Quoi surveiller aujourd’hui?

  • Persévérance scolaire

    Persévérance scolaire

    Les Journées de la persévérance scolaire se tiennent à partir d’aujourd’hui, partout au Québec, et jusqu’au 15 février. Le ministre de l’Éducation, Jean-François Roberge, sera pour l’occasion de passage à Montréal, en compagnie de la mairesse Valérie Plante et du porte-parole de l’initiative, le joueur de football Laurent Duvernay-Tardif. Augmenter le salaire d’entrée des enseignants, valoriser la profession, embaucher plus de professionnels, construire et agrandir des écoles, et rendre la prématernelle accessible à tous les enfants de 4 ans durant le mandat du gouvernement : les chantiers promis par le nouveau ministre sont nombreux. Et les défis restent entiers.

     

    Selon une nouvelle étude à paraître lundi dont Le Devoir a obtenu copie, les élèves montréalais de 6e année et du secondaire qui présentent une « santé globale » vulnérable ont trois fois plus de chance de décrocher. Au Québec, le taux de diplomation au secondaire dans le réseau public est le plus bas au Canada : environ 64 % de nos jeunes obtiennent un diplôme après cinq ans, selon un rapport de l’Institut du Québec publié en avril.

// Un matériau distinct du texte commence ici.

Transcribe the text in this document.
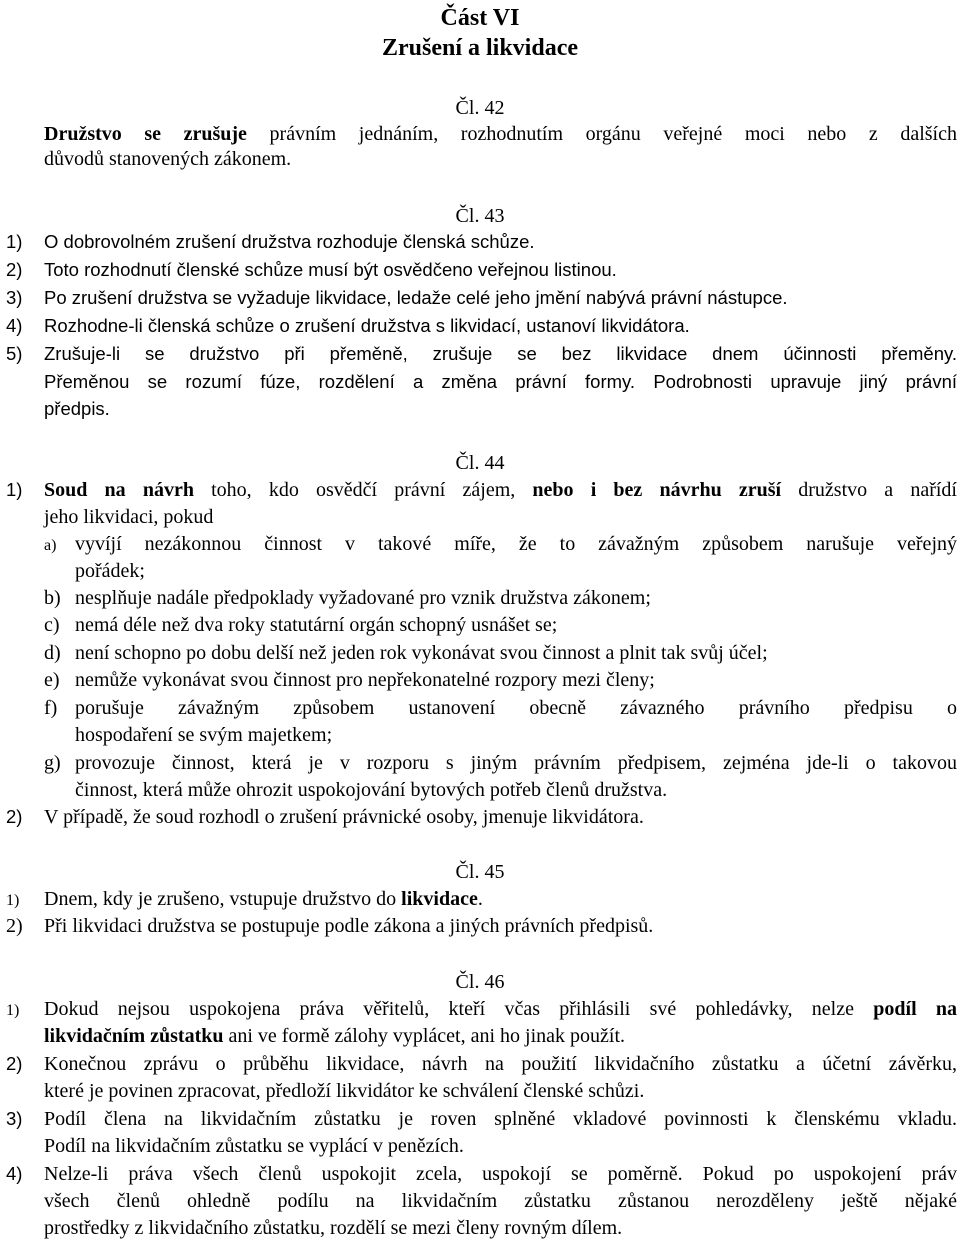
Část VI
Zrušení a likvidace
Čl. 42
Družstvo se zrušuje právním jednáním, rozhodnutím orgánu veřejné moci nebo z dalších
důvodů stanovených zákonem.
Čl. 43
1) O dobrovolném zrušení družstva rozhoduje členská schůze.
2) Toto rozhodnutí členské schůze musí být osvědčeno veřejnou listinou.
3) Po zrušení družstva se vyžaduje likvidace, ledaže celé jeho jmění nabývá právní nástupce.
4) Rozhodne-li členská schůze o zrušení družstva s likvidací, ustanoví likvidátora.
5) Zrušuje-li se družstvo při přeměně, zrušuje se bez likvidace dnem účinnosti přeměny.
Přeměnou se rozumí fúze, rozdělení a změna právní formy. Podrobnosti upravuje jiný právní
předpis.
Čl. 44
1) Soud na návrh toho, kdo osvědčí právní zájem, nebo i bez návrhu zruší družstvo a nařídí
jeho likvidaci, pokud
a) vyvíjí nezákonnou činnost v takové míře, že to závažným způsobem narušuje veřejný
pořádek;
b) nesplňuje nadále předpoklady vyžadované pro vznik družstva zákonem;
c) nemá déle než dva roky statutární orgán schopný usnášet se;
d) není schopno po dobu delší než jeden rok vykonávat svou činnost a plnit tak svůj účel;
e) nemůže vykonávat svou činnost pro nepřekonatelné rozpory mezi členy;
f) porušuje závažným způsobem ustanovení obecně závazného právního předpisu o
hospodaření se svým majetkem;
g) provozuje činnost, která je v rozporu s jiným právním předpisem, zejména jde-li o takovou
činnost, která může ohrozit uspokojování bytových potřeb členů družstva.
2) V případě, že soud rozhodl o zrušení právnické osoby, jmenuje likvidátora.
Čl. 45
1) Dnem, kdy je zrušeno, vstupuje družstvo do likvidace.
2) Při likvidaci družstva se postupuje podle zákona a jiných právních předpisů.
Čl. 46
1) Dokud nejsou uspokojena práva věřitelů, kteří včas přihlásili své pohledávky, nelze podíl na
likvidačním zůstatku ani ve formě zálohy vyplácet, ani ho jinak použít.
2) Konečnou zprávu o průběhu likvidace, návrh na použití likvidačního zůstatku a účetní závěrku,
které je povinen zpracovat, předloží likvidátor ke schválení členské schůzi.
3) Podíl člena na likvidačním zůstatku je roven splněné vkladové povinnosti k členskému vkladu.
Podíl na likvidačním zůstatku se vyplácí v penězích.
4) Nelze-li práva všech členů uspokojit zcela, uspokojí se poměrně. Pokud po uspokojení práv
všech členů ohledně podílu na likvidačním zůstatku zůstanou nerozděleny ještě nějaké
prostředky z likvidačního zůstatku, rozdělí se mezi členy rovným dílem.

  • Discussions sur le Brexit

    Discussions sur le Brexit

    L’incertitude plane sur la sortie du Royaume-Uni de l’Union européenne (UE), prévue pour le 29 mars prochain. Les discussions entre Londres et Bruxelles butent sur la question du filet de sécurité irlandais (backstop en anglais). Afin de surmonter ce point d’achoppement, le ministre britannique chargé du Brexit, Stephen Barclay, doit rencontrer lundi le négociateur pour l’Union européenne, Michel Barnier. Ce dernier a toutefois fait savoir la semaine dernière sur Twitter que l’UE ne rouvrira pas l’accord négocié par la première ministre Theresa May et rejeté le 15 janvier par les parlementaires.

     

    De son côté, Mme May compte proposer aux députés de lui accorder un délai supplémentaire pour négocier avec Bruxelles un accord de Brexit remanié, a annoncé dimanche le secrétaire d’État au Logement, James Brokenshire, sur les ondes de la BBC.

  • Dans le rétroviseur: la révolution iranienne

    Dans le rétroviseur: la révolution iranienne

    Il y a 40 ans aujourd’hui, jour pour jour, l’ayatollah Rouhollah Khomeini prenait le pouvoir en Iran, après une insurrection de plusieurs jours à travers le pays. Figure de proue de la révolution iranienne dont on souligne ces jours-ci l’anniversaire, Khomeini a été porté à la tête de l’État par le Parti républicain islamique, après un retour triomphal à Téhéran le 1er février. Quelques jours avant, le shah d’Iran, Mohammad Reza Pahlavi, avait été contraint de fuir le pays, condamné à l’exil devant des révoltes populaires qui ne cessaient de prendre de l’ampleur. Le 31 mars 1979, un référendum a fait de l’Iran impérial une « République islamique » et de Khomeini son « Guide suprême ».